Stokowski is one of those conductors who can be fascinatingly successful and can just as fascinatingly leave the listener surprised and disappointed.

He had given four of Shostakovich's symphonies their USA premieres during the period 1928 to 1958 (1, 1928; 3, 1932; 6, 1940; 11, 1958). He clearly knew his stuff.

This Proms version of Shostakovich 5 in a very lively ambience with the odd shuffle and cough is with the LSO. It has plenty of life and that essential rawness is there in some quantity. There is no deficit of eager savagery in the final movement.

Overall I found this more interesting and intermittently engaging rather than consistently gripping although the finale has a fine trampingly relentless energy. My slightly cooled reaction is not echoed by the audience (nor by Ian Lace - see comparative review) who greet the performance with real enthusiasm.

Stokowski's Vaughan Williams is always worth having. In the first movement Stokowski who had, at this time, performed six of the nine symphonies for American audiences keeps up the tight rhythmic control. The performance is full of tension but idyllically relaxed for example at 3:12 in the first movement. Is the accelerator too far down in the second movement e.g. at 00.45 where the music moves at such a lick it more often sounds like Shostakovich than RVW. Stokowski finds an ethereal distancing in the Cavatina but melodically speaking it is not the strongest of the composer's inspirations - not a patch on e.g. the middle movement of the Tuba Concerto. The finale is rousingly raucous with chimes and percussion chatter caught between RVW's own Sinfonia Antartica and Britten's Prince of the Pagodas. Again the applause is uproarious.
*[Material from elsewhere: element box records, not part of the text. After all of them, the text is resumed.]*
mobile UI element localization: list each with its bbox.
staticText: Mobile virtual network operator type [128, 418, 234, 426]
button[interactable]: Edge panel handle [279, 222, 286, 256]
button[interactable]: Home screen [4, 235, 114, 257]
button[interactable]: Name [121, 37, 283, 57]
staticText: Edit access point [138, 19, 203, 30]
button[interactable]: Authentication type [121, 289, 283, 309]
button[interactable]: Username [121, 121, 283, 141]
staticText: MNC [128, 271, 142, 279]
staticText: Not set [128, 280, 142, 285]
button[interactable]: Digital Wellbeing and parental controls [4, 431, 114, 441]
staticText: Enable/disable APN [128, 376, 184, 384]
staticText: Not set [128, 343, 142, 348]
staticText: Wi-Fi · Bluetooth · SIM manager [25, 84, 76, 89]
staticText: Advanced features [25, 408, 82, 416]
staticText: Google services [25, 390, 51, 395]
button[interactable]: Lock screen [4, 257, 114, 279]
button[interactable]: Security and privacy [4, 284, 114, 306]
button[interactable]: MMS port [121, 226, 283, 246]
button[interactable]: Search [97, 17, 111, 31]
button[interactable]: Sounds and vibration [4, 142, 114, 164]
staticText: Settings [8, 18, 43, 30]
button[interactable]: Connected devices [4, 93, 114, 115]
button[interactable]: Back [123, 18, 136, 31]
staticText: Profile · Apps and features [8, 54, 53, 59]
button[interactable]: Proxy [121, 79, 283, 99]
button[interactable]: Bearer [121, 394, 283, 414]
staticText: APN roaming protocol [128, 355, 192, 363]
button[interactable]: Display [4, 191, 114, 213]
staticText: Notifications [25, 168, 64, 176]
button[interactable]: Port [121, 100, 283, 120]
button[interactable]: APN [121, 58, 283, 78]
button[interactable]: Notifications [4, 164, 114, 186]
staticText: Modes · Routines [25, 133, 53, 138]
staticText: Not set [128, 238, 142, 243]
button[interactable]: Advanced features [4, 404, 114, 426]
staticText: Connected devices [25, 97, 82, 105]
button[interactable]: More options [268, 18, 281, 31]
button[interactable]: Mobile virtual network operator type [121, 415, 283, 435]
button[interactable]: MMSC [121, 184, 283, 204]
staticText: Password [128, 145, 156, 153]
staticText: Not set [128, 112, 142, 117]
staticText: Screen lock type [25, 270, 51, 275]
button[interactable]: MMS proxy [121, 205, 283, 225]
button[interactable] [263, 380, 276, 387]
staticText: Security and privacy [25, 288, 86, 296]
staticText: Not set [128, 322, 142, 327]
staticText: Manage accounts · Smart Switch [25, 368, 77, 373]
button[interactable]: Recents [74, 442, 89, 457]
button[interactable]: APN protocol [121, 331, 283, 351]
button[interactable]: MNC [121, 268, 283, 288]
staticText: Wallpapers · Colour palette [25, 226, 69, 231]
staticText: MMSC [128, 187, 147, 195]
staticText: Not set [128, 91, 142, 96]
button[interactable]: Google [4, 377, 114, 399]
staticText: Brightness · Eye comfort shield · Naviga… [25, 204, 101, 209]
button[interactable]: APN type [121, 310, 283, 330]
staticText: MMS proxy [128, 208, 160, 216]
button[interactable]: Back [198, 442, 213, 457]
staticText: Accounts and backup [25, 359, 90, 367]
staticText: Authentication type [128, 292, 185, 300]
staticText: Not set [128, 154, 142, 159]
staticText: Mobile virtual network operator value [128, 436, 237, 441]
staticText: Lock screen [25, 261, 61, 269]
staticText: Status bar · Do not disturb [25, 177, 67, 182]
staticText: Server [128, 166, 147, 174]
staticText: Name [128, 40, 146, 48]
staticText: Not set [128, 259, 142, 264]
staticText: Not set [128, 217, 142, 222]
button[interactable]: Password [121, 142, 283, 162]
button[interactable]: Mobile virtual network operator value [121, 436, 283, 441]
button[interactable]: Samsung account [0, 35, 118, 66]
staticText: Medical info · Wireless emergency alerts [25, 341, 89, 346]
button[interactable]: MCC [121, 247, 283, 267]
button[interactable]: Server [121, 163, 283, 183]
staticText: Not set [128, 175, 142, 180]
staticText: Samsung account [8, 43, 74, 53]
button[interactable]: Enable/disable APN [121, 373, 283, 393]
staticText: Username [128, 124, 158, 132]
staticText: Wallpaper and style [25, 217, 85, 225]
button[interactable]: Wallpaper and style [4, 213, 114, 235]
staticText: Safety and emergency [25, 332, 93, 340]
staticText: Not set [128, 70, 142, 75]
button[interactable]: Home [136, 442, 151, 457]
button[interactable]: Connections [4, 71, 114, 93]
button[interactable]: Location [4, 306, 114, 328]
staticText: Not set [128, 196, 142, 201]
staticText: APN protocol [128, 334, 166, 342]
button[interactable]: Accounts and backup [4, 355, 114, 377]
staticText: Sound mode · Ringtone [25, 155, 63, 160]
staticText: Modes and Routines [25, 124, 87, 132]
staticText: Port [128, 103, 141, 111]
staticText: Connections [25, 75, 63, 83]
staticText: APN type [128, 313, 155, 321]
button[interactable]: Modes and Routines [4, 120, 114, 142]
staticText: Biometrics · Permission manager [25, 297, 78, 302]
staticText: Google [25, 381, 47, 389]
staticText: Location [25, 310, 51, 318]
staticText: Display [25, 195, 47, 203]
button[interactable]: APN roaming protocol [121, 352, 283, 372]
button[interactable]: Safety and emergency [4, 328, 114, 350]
Michael Jameson's notes are packed with freshly collected information. An object lesson in ringing the changes and also informing and enriching the listener.

Neither of these retrievals are totally compelling. A flame certainly intensely lights up many passages in the Shostakovich. The Vaughan Williams work is best heard, I think, in Barbirolli's studio version still available in a British double from Dutton.

This disc is more for completists whether in pursuit of RVW, Shostakovich or that old magician Stokowski.